The 1972 novel was widely and critically reviewed when it came out, and I was sufficiently impressed with it that I looked up those reviews in the Contemporary Literary Criticism. Most of them, drawn from publications across the political spectrum, could be described as enthusiastic but guarded: the reviewers were flummoxed by their inability to pigeonhole it in a particular genre (and, indeed, it arguably spans several).
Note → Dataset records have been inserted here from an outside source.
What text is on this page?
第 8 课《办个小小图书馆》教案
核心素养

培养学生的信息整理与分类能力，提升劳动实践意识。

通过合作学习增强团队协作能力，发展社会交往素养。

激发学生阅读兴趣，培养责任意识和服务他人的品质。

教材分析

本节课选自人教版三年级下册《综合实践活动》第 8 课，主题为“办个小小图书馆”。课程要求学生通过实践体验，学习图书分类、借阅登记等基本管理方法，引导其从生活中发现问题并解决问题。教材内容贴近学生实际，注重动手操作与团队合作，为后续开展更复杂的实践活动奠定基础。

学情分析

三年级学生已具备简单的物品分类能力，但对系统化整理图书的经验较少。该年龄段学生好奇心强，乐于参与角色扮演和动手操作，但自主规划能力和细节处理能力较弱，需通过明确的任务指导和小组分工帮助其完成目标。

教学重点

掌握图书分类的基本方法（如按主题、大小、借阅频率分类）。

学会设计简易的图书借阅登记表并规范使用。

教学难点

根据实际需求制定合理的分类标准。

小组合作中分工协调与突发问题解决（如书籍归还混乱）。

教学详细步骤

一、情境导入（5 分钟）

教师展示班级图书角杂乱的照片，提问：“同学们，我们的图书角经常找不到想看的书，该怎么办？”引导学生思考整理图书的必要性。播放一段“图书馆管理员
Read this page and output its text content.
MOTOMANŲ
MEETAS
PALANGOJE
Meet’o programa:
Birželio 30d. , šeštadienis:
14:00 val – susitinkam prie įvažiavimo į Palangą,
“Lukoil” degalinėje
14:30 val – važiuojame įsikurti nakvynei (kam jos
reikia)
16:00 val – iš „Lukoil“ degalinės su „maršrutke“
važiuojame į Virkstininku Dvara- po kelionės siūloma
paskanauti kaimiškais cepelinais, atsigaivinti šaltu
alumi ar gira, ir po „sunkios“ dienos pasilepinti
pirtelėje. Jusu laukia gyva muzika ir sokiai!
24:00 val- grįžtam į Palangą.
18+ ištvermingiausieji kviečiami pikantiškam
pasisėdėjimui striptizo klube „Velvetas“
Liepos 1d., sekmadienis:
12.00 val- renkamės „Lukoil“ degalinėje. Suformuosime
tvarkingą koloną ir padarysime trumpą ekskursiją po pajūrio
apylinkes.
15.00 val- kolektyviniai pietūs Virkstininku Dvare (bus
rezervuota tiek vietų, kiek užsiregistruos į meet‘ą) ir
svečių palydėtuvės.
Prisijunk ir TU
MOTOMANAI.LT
In retrospect, one of the interesting things about the liberal reviews was their reaction to the author’s heavy-handed environmentalism. To recap for those unfamiliar with the story: the rabbit protagonists are forced to flee the Sandleford warren when it is bulldozed for a housing development at the beginning of the book. The rabbits are understandably upset by this, and mankind comes in for some rabbity criticism for killing critters for non-food purposes. Today, of course, this kind of anti-development environmentalism dovetails nicely with upscale urban liberal priorities, but I surprised to discover that apparently this wasn’t as obvious in 1972. Several of his liberal reviewers back then almost demanded that Adams come clean about his agenda: are you saying we shouldn’t build houses for people? How can that be good for the poor?
Today, in contrast, “the poor” are mainly just a prop in the elite war against the middle class.
As a child, I was confused by the movie’s poster art: it was not until I re-watched the movie as an adult that I realized that what I had always thought to be a sinking ship (a “watership” going “down”, get it?) was actually the silhouette of a rabbit caught in a snare. I found out last week that my wife had the exact same misapprehension when she was a child.
* My father had taken me to see Smokey and the Bandit the year before.